By coincidence. I helped them unload their luggage at the
at the next station, and my bag was swept away in the process.
Fortunately, I had the number of one of the
staff members. I got off at the next station,
I returned in the car they had gotten off and went to their accommodation. It was
Late at night. I was invited to spend the night with
them. I had breakfast with them the next morning and went to the
District Cultural Center, which was its next headquarters.

The staff's proposal to join them and do
A tour together must have been done as part of a
Joke. I also entertained myself by joking around. In that
At that moment, he began his practice. I watched him without
understand. And then I asked them, "Can I really go?"
with you?"
I traveled to three cities with them. We took a bus.
or a train, we get off, unpack at a motel, we
We stuffed ourselves with food, we checked the scene
At the performance venue, we returned to the motel and went back
to get on the bus or train. The man stretched and
He practiced every day, no matter where he was.
He never jumped on stage, although he didn't go up to perform in the
scenery.
I made friends with the staff members and the
dancers. Their dances and mine were different, but
We share the passion of expressing what we feel.
through movement. We're talking about dancing on the train and
While we were waiting for the bus, we chatted about...
We watched our favorite dancers' videos together.
I finally managed to speak to him when I was...
showing the staff a video in Just Dance
practicing.
"Are you a dancer?" I looked around and he was standing there.
There. I stood up, leaning forward slightly. I looked at him.
I didn't know how to answer her question. I hesitated to admit
I told him I was a dancer too. "You're a..."
"Dancer." She said, pointing at me in the video. That's how
I managed to talk to him. "Why do you like to dance?" I nervously dragged out the end of my sentence. "Well, that..."
"It's... you know..." The man asked me when I started
to dance. I told her I was in a talent show.
at school when I was about twelve years old.
My colleagues had dragged me onto the stage.
My body began to move automatically. I
I was even more moved by the applause and cheers of the
audience. I couldn't think of anything else. I had just
move spontaneously. After the music
When it was over, I looked ahead, running my fingers over my...
My hair was soaked in sweat. I felt as if I had…
I vomited up all the lumps that were obstructing my bowels.
heart. It felt refreshing and rewarding. It took me
It took me a long time to realize how exciting it was,
and that this feeling did not come from the applause of the
audience, but from the depths of my being.
The man pointed at me in the video and said that he
They liked my movements. "Not all dancers
"They can move like that." I saw myself in the video. I liked how
I could see myself when I danced. I could fly through the air from the
I want to free myself from the eyes and criteria of the world.
Nothing was important to me, except moving my body.

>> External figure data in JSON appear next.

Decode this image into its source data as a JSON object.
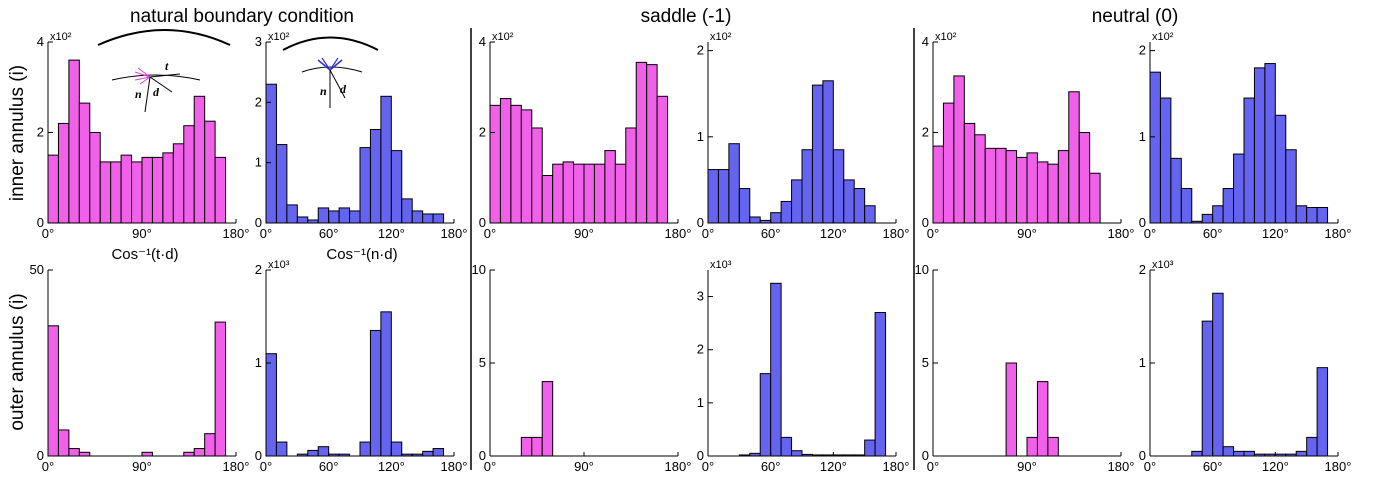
{
  "titles": {
    "natural": "natural boundary condition",
    "saddle": "saddle (-1)",
    "neutral": "neutral (0)"
  },
  "row_labels": {
    "top": "inner annulus (i)",
    "bottom": "outer annulus (i)"
  },
  "x_labels": {
    "td": "Cos⁻¹(t·d)",
    "nd": "Cos⁻¹(n·d)"
  },
  "inset_labels": {
    "t": "t",
    "n": "n",
    "d": "d"
  },
  "colors": {
    "magenta": "#f060e8",
    "blue": "#6464f0",
    "edge": "#000000"
  },
  "chart_data": [
    {
      "type": "bar",
      "group": "natural boundary condition",
      "row": "inner annulus (i)",
      "color": "magenta",
      "xlabel": "Cos⁻¹(t·d)",
      "xlim": [
        0,
        180
      ],
      "ylim": [
        0,
        4
      ],
      "multiplier": "x10²",
      "yticks": [
        "0",
        "2",
        "4"
      ],
      "xticks": [
        "0°",
        "90°",
        "180°"
      ],
      "bin": 10,
      "values": [
        1.5,
        2.2,
        3.6,
        2.65,
        2.0,
        1.35,
        1.35,
        1.5,
        1.35,
        1.45,
        1.45,
        1.55,
        1.75,
        2.15,
        2.8,
        2.25,
        1.45
      ]
    },
    {
      "type": "bar",
      "group": "natural boundary condition",
      "row": "inner annulus (i)",
      "color": "blue",
      "xlabel": "Cos⁻¹(n·d)",
      "xlim": [
        0,
        180
      ],
      "ylim": [
        0,
        3
      ],
      "multiplier": "x10²",
      "yticks": [
        "0",
        "1",
        "2",
        "3"
      ],
      "xticks": [
        "0°",
        "60°",
        "120°",
        "180°"
      ],
      "bin": 10,
      "values": [
        2.3,
        1.3,
        0.3,
        0.1,
        0.05,
        0.25,
        0.2,
        0.25,
        0.2,
        1.25,
        1.55,
        2.1,
        1.2,
        0.4,
        0.2,
        0.15,
        0.15
      ]
    },
    {
      "type": "bar",
      "group": "saddle (-1)",
      "row": "inner annulus (i)",
      "color": "magenta",
      "xlim": [
        0,
        180
      ],
      "ylim": [
        0,
        4
      ],
      "multiplier": "x10²",
      "yticks": [
        "0",
        "2",
        "4"
      ],
      "xticks": [
        "0°",
        "90°",
        "180°"
      ],
      "bin": 10,
      "values": [
        2.6,
        2.75,
        2.6,
        2.5,
        2.1,
        1.05,
        1.3,
        1.35,
        1.3,
        1.3,
        1.3,
        1.6,
        1.3,
        2.1,
        3.55,
        3.5,
        2.8
      ]
    },
    {
      "type": "bar",
      "group": "saddle (-1)",
      "row": "inner annulus (i)",
      "color": "blue",
      "xlim": [
        0,
        180
      ],
      "ylim": [
        0,
        2.1
      ],
      "multiplier": "x10²",
      "yticks": [
        "0",
        "1",
        "2"
      ],
      "xticks": [
        "0°",
        "60°",
        "120°",
        "180°"
      ],
      "bin": 10,
      "values": [
        0.62,
        0.62,
        0.92,
        0.4,
        0.07,
        0.03,
        0.12,
        0.25,
        0.5,
        0.85,
        1.6,
        1.65,
        0.85,
        0.5,
        0.4,
        0.2,
        0.0
      ]
    },
    {
      "type": "bar",
      "group": "neutral (0)",
      "row": "inner annulus (i)",
      "color": "magenta",
      "xlim": [
        0,
        180
      ],
      "ylim": [
        0,
        4
      ],
      "multiplier": "x10²",
      "yticks": [
        "0",
        "2",
        "4"
      ],
      "xticks": [
        "0°",
        "90°",
        "180°"
      ],
      "bin": 10,
      "values": [
        1.7,
        2.65,
        3.25,
        2.2,
        1.95,
        1.65,
        1.65,
        1.6,
        1.45,
        1.55,
        1.35,
        1.3,
        1.6,
        2.9,
        2.0,
        1.1
      ]
    },
    {
      "type": "bar",
      "group": "neutral (0)",
      "row": "inner annulus (i)",
      "color": "blue",
      "xlim": [
        0,
        180
      ],
      "ylim": [
        0,
        2.1
      ],
      "multiplier": "x10²",
      "yticks": [
        "0",
        "1",
        "2"
      ],
      "xticks": [
        "0°",
        "60°",
        "120°",
        "180°"
      ],
      "bin": 10,
      "values": [
        1.75,
        1.45,
        0.75,
        0.4,
        0.02,
        0.1,
        0.2,
        0.4,
        0.8,
        1.45,
        1.8,
        1.85,
        1.25,
        0.85,
        0.2,
        0.18,
        0.18
      ]
    },
    {
      "type": "bar",
      "group": "natural boundary condition",
      "row": "outer annulus (i)",
      "color": "magenta",
      "xlim": [
        0,
        180
      ],
      "ylim": [
        0,
        50
      ],
      "multiplier": "",
      "yticks": [
        "0",
        "50"
      ],
      "xticks": [
        "0°",
        "90°",
        "180°"
      ],
      "bin": 10,
      "values": [
        35,
        7,
        2,
        1,
        0,
        0,
        0,
        0,
        0,
        1,
        0,
        0,
        0,
        1,
        2,
        6,
        36
      ]
    },
    {
      "type": "bar",
      "group": "natural boundary condition",
      "row": "outer annulus (i)",
      "color": "blue",
      "xlim": [
        0,
        180
      ],
      "ylim": [
        0,
        2
      ],
      "multiplier": "x10³",
      "yticks": [
        "0",
        "1",
        "2"
      ],
      "xticks": [
        "0°",
        "60°",
        "120°",
        "180°"
      ],
      "bin": 10,
      "values": [
        1.1,
        0.15,
        0.0,
        0.02,
        0.06,
        0.1,
        0.02,
        0.02,
        0.0,
        0.15,
        1.35,
        1.55,
        0.15,
        0.02,
        0.02,
        0.05,
        0.08
      ]
    },
    {
      "type": "bar",
      "group": "saddle (-1)",
      "row": "outer annulus (i)",
      "color": "magenta",
      "xlim": [
        0,
        180
      ],
      "ylim": [
        0,
        10
      ],
      "multiplier": "",
      "yticks": [
        "0",
        "5",
        "10"
      ],
      "xticks": [
        "0°",
        "90°",
        "180°"
      ],
      "bin": 10,
      "values": [
        0,
        0,
        0,
        1,
        1,
        4,
        0,
        0,
        0,
        0,
        0,
        0,
        0,
        0,
        0,
        0,
        0
      ]
    },
    {
      "type": "bar",
      "group": "saddle (-1)",
      "row": "outer annulus (i)",
      "color": "blue",
      "xlim": [
        0,
        180
      ],
      "ylim": [
        0,
        3.5
      ],
      "multiplier": "x10³",
      "yticks": [
        "0",
        "1",
        "2",
        "3"
      ],
      "xticks": [
        "0°",
        "60°",
        "120°",
        "180°"
      ],
      "bin": 10,
      "values": [
        0,
        0,
        0,
        0.02,
        0.05,
        1.55,
        3.25,
        0.35,
        0.1,
        0.03,
        0.02,
        0.02,
        0.02,
        0.02,
        0.02,
        0.3,
        2.7
      ]
    },
    {
      "type": "bar",
      "group": "neutral (0)",
      "row": "outer annulus (i)",
      "color": "magenta",
      "xlim": [
        0,
        180
      ],
      "ylim": [
        0,
        10
      ],
      "multiplier": "",
      "yticks": [
        "0",
        "5",
        "10"
      ],
      "xticks": [
        "0°",
        "90°",
        "180°"
      ],
      "bin": 10,
      "values": [
        0,
        0,
        0,
        0,
        0,
        0,
        0,
        5,
        0,
        1,
        4,
        1,
        0,
        0,
        0,
        0,
        0
      ]
    },
    {
      "type": "bar",
      "group": "neutral (0)",
      "row": "outer annulus (i)",
      "color": "blue",
      "xlim": [
        0,
        180
      ],
      "ylim": [
        0,
        2
      ],
      "multiplier": "x10³",
      "yticks": [
        "0",
        "1",
        "2"
      ],
      "xticks": [
        "0°",
        "60°",
        "120°",
        "180°"
      ],
      "bin": 10,
      "values": [
        0,
        0,
        0,
        0,
        0.05,
        1.45,
        1.75,
        0.1,
        0.05,
        0.05,
        0.02,
        0.02,
        0.02,
        0.02,
        0.05,
        0.2,
        0.95
      ]
    }
  ]
}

to the rhythm of the music and communicate my feelings to
through him. Offstage, he was bound by so many
things, I couldn't just stay in the air with my feet on the ground
floor. I had to smile and laugh even when I was
annoyed or sad. He used to collapse in the street, taking
medications I didn't need. There were times when
that allowed me to reveal who I really was. Moments in which
I thought I could be happy again. Moments when I could let go of everything that weighed me down and fly high.
Moments when I was able to reach unimaginable heights in the
stage. Dancing gave me those moments.